Any suggestions to solve this situation? Is there any list of domains that we should allow in our CSP?

Thanks.

[wjdp]

We're seeing the exact same issue, domains like:

• rsa3dsauth.com
• verify.monzo.com
• secure4.arcot.com
• paiement2.secure.lcl.fr
• danskebank-3ds-vdm.wlp-acs.com
• verifiedbyvisa.sparkassen-kreditkarten.de
• The list goes on…

It's impossible to whitelist them all, each bank will have it's own or multiple hostnames. The fix before was Cardinal (provider of 3DS to braintree) to proxy these iframes through *.cardinalcommerce.com.

[crookedneighbor]

This is the info I got from our 3DS team around this:

3DS2 is based on an iFrame implementation and specifically requires full use of the issuing banks ACS (Access Control Server) URL - it is not allowed within the core technical framework to mask or redirect to this URL. In contrast, 3DS1 primarily used a redirect flow and did not have a requirement to use the issuing banks ACS URL, and we could therefore initially load an initial standardized URL then redirect to the ACS URL to allow CSPs.

It's also important to note that 3DS2 has an additional data collection flow which did not exist in 3DS1, called the "3DS Method" or "Method URL Collection", that happens via a hidden iFrame on the page and also utilizes the ACS URL. This flow happens for both challenge and frictionless flows. While optional within the overall 3DS2 technical specifications, Visa considers it mandatory, and its general usage increases authentication success significantly. Blocking this data collection via a CSP can cause a larger number of challenges and therefore increase consumer friction during checkout.

This means there is no strict CSP setup available for 3DS2 as maintaining a consistent list of possible ACS URLs for a CSP is not possible; they regularly change and are not predictable given the variances between issuers and ACS providers. If the merchant wants to maintain a CSP, they can set 'frame-src *' as part of said CSP within their checkout page so ACS URLs are not blocked within the frame.

I know that's not great in terms of keeping up a CSP, but it is an unfortunate reality for the 3DS 2 protocol 😞

[juanmirocks]

Since recent more customers are experiencing this same issue (which never happened before). They all seem to require different URLs. I guess more banks / CCs are now finally moving to 3DS 2.

Thank you @crookedneighbor for providing the extra information you have. Is there for now any alternative to setting frame-src *? That's really not secure :(

If there is no alternative for now, this "new requirement" should be specified in: https://braintree.github.io/braintree-web/current/#content-security-policy

[crookedneighbor]

The content security policy documentation should definitely be updated to make this explicit. I've created a task to do so (though PRs are always encouraged)

[crookedneighbor]

@cvenchong please reach out to our support team about that. As far as I know, we cannot do that at this time, but our 3DS team may have more details about it.
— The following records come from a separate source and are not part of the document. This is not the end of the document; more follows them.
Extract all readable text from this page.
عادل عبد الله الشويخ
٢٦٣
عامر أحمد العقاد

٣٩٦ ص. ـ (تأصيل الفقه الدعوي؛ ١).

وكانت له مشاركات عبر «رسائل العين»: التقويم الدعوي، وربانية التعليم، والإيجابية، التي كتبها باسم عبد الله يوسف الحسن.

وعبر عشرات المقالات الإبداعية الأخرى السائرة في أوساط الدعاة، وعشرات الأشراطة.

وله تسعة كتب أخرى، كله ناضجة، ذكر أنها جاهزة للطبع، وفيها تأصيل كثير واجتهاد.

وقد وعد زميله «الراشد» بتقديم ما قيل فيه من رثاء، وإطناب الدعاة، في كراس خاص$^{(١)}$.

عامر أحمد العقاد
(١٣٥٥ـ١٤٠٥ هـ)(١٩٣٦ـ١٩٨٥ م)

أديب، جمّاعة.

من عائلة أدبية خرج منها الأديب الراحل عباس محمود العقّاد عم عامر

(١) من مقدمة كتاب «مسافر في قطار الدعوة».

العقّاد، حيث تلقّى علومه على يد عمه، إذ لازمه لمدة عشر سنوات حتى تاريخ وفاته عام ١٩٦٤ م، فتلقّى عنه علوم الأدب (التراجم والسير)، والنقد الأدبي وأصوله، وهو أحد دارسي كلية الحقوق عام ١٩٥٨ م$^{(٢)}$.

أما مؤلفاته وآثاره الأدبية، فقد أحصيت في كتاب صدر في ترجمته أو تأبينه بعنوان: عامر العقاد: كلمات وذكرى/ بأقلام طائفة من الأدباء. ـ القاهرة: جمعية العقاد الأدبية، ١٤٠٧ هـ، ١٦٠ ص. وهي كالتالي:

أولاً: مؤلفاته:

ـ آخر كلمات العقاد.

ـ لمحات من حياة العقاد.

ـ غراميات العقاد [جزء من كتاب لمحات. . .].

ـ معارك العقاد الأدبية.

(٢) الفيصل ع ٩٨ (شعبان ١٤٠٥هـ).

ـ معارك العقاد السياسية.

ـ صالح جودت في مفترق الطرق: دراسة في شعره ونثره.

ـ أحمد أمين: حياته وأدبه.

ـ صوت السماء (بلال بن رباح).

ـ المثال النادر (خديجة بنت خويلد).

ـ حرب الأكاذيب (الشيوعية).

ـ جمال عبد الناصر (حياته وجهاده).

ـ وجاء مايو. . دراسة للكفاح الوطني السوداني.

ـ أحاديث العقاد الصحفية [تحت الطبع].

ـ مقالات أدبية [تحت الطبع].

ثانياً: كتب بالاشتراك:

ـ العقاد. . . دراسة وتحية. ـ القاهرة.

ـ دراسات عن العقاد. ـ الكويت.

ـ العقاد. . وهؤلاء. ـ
https://developer.paypal.com/braintree/help

[salvedreyes]

Hi fellow Braintree customers. Has anyone set the 'frame-src *' in your respective CSP? We might resort doing it but still thinking of the potential risk. Just want to get some feedback. @crookedneighbor Appreciate to get your inputs as well.

[ejellard]

@salvedreyes We have tried both * and * data: blob:, and they didn't help with some browsers/banks - and frustratingly, no reports about what's being blocked.

[salvedreyes]

@salvedreyes We have tried both * and * data: blob:, and they didn't help with some browsers/banks - and frustratingly, no reports about what's being blocked.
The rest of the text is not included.